There are good reasons to make all communication, even trivial conversations, secure.
If we only secure "important" communications then we are unnecessarily broadcasting useful meta information to prospective attackers. Encrypted communications rise to the foreground in visibility and that gives away who and when and where sensitive information is shared.
OTOH, if we secure all communication then we make the work of attackers or over-reaching governments much more difficult because no communication clearly says "high value sensitive information"
There's plenty of reasons to secure all communication as much as possible, regardless of the content.

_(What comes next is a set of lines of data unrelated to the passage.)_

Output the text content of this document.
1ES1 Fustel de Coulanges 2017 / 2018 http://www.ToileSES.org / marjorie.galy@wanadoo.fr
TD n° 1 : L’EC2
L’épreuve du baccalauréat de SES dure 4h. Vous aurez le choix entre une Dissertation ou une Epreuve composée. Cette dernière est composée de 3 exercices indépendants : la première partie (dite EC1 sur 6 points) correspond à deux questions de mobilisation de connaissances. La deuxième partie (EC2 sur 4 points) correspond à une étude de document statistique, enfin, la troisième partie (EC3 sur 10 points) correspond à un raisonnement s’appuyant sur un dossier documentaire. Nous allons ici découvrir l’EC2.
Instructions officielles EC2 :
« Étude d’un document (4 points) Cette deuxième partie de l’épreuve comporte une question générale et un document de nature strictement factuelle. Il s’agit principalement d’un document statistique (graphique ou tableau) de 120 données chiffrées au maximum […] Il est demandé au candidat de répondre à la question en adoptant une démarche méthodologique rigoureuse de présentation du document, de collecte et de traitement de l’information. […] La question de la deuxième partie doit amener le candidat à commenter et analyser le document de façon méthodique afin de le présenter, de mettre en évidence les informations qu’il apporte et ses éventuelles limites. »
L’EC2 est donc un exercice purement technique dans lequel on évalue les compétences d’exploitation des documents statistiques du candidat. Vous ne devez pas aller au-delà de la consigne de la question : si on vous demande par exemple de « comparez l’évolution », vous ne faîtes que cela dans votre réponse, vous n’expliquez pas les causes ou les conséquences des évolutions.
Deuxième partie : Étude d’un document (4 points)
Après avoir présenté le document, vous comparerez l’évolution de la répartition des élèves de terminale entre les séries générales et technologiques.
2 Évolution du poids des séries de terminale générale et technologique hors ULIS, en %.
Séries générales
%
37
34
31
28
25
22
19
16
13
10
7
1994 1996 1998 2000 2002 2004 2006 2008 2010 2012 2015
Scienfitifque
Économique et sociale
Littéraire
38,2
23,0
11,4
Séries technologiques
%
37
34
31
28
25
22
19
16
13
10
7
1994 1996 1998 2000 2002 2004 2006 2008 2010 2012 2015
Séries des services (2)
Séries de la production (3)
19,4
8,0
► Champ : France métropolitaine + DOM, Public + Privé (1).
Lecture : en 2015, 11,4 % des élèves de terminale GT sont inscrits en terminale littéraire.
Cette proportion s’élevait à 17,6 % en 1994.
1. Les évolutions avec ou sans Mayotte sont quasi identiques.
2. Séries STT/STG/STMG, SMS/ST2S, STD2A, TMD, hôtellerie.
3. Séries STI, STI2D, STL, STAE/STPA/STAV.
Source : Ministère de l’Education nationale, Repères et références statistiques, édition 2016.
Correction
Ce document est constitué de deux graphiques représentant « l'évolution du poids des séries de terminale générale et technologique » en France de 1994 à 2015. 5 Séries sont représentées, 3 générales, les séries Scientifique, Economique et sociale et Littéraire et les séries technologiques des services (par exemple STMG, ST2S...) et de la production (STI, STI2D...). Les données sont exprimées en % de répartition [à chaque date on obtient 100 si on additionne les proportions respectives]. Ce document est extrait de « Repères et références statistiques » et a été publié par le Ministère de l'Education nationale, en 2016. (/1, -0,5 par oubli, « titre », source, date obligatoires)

Even if you don't care about what your ISP sees from a privacy standpoint, they still can inject ads or other content into your webpages if the connection isn't secured (at least, from the perspective of your ISP). And this helps prevent attacks against users in coffee shops or other public, unsecured WiFi.
An example may illustrate my point: download software zip/tar files from a non-secure link. Obtain the signature and checksum files over a secure link, and verify the integrity of the software offline.
Not every communication is about hiding personal stuff.
And then find that your file doesn't match, because your ISP brokenly injected a human-targeted message at the start of your download, or some proxy corrupted it by stripping out the executable (yes, this happens)...
Absolutely nothing is lost by encrypting the downloaded data as well.
These numbers are meaningless without a proper context and can potentially create a "security theater".